Philosophers have debated for centuries about the specific criteria that should be used to determine whether decisions are ethical or unethical. The three models that have been suggested by them are the utilitarian, moral rights, and justice models. (Refer to Table 2.2)
Sources of Organizational Ethics
The three principal sources of ethical values that influence organizational ethics are societal, group or professional, and individual. These three sources of ethics collectively influence the ethics that develop inside an organization, or organizational ethics, which may be defined as the rules or standards used by an organization and its members in their dealings with other stakeholders groups. Each organization has a set of ethics; some of these are unique to an organization and are an important aspect of its culture.
Societal ethics are codified in a society’s legal system, in its customs and practices, and in the unwritten norms and values that people use to interact with each other.
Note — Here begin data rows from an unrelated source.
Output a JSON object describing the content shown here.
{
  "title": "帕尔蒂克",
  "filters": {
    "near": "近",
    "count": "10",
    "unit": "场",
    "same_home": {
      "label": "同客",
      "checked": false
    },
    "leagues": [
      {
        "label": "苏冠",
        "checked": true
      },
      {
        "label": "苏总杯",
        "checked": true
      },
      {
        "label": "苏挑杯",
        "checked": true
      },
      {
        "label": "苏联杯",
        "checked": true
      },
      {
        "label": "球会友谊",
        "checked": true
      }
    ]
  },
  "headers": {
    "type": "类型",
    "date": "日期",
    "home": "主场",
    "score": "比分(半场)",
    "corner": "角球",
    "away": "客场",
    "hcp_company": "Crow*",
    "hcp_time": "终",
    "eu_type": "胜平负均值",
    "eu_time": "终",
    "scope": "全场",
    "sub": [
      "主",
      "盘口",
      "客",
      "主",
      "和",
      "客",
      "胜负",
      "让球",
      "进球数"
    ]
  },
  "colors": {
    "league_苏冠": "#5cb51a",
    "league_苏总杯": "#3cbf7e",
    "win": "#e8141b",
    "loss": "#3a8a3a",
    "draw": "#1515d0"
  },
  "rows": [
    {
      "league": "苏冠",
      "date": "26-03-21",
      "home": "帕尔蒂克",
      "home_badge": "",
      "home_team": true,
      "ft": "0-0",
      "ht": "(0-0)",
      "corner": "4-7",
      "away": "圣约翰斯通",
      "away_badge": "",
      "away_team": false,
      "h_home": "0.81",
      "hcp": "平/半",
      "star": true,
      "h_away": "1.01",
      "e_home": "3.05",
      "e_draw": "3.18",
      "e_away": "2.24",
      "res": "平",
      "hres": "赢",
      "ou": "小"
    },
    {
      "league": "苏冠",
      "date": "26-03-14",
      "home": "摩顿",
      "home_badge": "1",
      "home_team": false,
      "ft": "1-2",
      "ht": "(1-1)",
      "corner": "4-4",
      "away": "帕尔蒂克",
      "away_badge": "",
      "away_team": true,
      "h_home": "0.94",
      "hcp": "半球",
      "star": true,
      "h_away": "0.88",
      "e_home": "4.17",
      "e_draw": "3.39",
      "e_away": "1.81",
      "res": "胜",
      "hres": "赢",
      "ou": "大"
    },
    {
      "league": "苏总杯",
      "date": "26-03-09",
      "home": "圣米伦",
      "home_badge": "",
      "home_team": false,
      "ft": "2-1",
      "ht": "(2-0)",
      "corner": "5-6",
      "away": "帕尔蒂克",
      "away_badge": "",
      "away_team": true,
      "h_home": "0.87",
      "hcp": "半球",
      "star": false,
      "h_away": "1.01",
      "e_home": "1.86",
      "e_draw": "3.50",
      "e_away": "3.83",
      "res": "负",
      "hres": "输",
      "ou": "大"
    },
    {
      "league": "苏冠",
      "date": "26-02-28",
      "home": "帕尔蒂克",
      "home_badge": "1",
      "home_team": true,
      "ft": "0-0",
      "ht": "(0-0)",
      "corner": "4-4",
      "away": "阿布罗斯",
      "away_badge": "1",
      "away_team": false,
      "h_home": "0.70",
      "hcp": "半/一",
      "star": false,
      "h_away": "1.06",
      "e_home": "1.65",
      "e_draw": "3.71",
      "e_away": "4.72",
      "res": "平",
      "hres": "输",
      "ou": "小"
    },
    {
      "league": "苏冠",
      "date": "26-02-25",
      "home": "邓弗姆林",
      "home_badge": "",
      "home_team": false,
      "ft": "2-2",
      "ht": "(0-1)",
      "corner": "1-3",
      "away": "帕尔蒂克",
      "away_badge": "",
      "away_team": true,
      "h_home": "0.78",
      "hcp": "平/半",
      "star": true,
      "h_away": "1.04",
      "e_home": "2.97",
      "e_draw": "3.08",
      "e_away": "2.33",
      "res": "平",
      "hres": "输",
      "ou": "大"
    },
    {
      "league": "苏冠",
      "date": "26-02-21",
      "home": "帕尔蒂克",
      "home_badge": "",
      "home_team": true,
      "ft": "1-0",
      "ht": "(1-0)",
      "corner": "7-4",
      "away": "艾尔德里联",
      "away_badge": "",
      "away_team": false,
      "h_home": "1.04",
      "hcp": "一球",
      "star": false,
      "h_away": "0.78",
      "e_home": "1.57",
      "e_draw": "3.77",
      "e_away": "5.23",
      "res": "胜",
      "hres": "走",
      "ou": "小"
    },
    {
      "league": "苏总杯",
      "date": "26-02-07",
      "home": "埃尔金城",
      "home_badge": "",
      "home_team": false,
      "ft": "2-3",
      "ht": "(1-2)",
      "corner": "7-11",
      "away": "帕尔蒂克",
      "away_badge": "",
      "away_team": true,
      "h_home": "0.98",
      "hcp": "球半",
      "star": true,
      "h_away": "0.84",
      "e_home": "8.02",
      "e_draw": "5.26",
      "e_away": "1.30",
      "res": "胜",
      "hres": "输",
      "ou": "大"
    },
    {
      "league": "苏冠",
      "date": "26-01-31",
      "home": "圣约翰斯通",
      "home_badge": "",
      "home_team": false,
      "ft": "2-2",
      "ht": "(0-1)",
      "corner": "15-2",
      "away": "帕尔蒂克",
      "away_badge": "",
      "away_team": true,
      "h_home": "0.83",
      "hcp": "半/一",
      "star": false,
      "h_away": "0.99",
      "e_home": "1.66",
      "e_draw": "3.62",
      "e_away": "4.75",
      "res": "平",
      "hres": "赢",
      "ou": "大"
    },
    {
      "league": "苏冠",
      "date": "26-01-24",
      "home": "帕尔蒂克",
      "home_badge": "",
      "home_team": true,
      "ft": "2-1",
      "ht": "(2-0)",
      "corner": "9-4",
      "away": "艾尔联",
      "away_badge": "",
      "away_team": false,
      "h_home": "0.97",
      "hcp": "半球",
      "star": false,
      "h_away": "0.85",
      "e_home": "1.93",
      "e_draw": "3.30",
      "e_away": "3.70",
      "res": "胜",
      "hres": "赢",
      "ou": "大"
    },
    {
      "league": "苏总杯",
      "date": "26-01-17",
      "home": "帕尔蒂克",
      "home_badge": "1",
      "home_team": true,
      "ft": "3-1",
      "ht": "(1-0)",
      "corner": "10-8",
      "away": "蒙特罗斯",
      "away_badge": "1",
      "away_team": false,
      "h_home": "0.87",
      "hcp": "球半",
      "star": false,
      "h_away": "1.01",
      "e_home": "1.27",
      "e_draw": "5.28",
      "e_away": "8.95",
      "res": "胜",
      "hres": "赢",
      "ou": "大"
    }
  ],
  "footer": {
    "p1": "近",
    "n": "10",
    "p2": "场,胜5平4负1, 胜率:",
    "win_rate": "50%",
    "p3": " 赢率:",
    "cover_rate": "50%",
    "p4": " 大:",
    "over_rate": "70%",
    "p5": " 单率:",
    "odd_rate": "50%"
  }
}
Professional ethics are the moral rules and values that a group of people use to control the way they perform a task or use resources. Usually people internalize the rules and values of their profession, just as they do those of society, and they follow these principles automatically in deciding how to behave.
Individual ethics are the personal and moral standards used by individuals to structure their interactions with other people. Personal ethics are also the result of a person’s upbringing and may stem from family, friends, religious membership, or other significant social institution. Personal ethics influence how a person acts in an organization.
Organizational Insight 2.3: Is it Right to Use Child Labor?
In recent years, the number of U.S. companies that buy their inputs from low-cost foreign suppliers has been growing, and concern about the ethics associated with employing young children in factories has been increasing. Many U.S. retailers who typically buy their clothing from low-cost foreign suppliers have policies that dictate their foreign suppliers not employ child labor; they also vow to sever ties with any foreign supplier found to be in violation of this standard. However, retailers differ widely in the way they choose to enforce this policy and in places like Guatemala, a very high proportion of the work is still done by children who work long hours and receive little pay.
Question: What is the Economist’s stance on the issue of child labor?
Answer: According to the Economist, though child labor is not desirable, citizens of the rich countries need to recognize that in poor countries children are often a family’s only breadwinners. Thus, denying children employment would cause whole families to suffer, and one wrong (child labor) might produce a greater wrong (poverty). Instead, the Economistfavors regulating the conditions under which children are employed.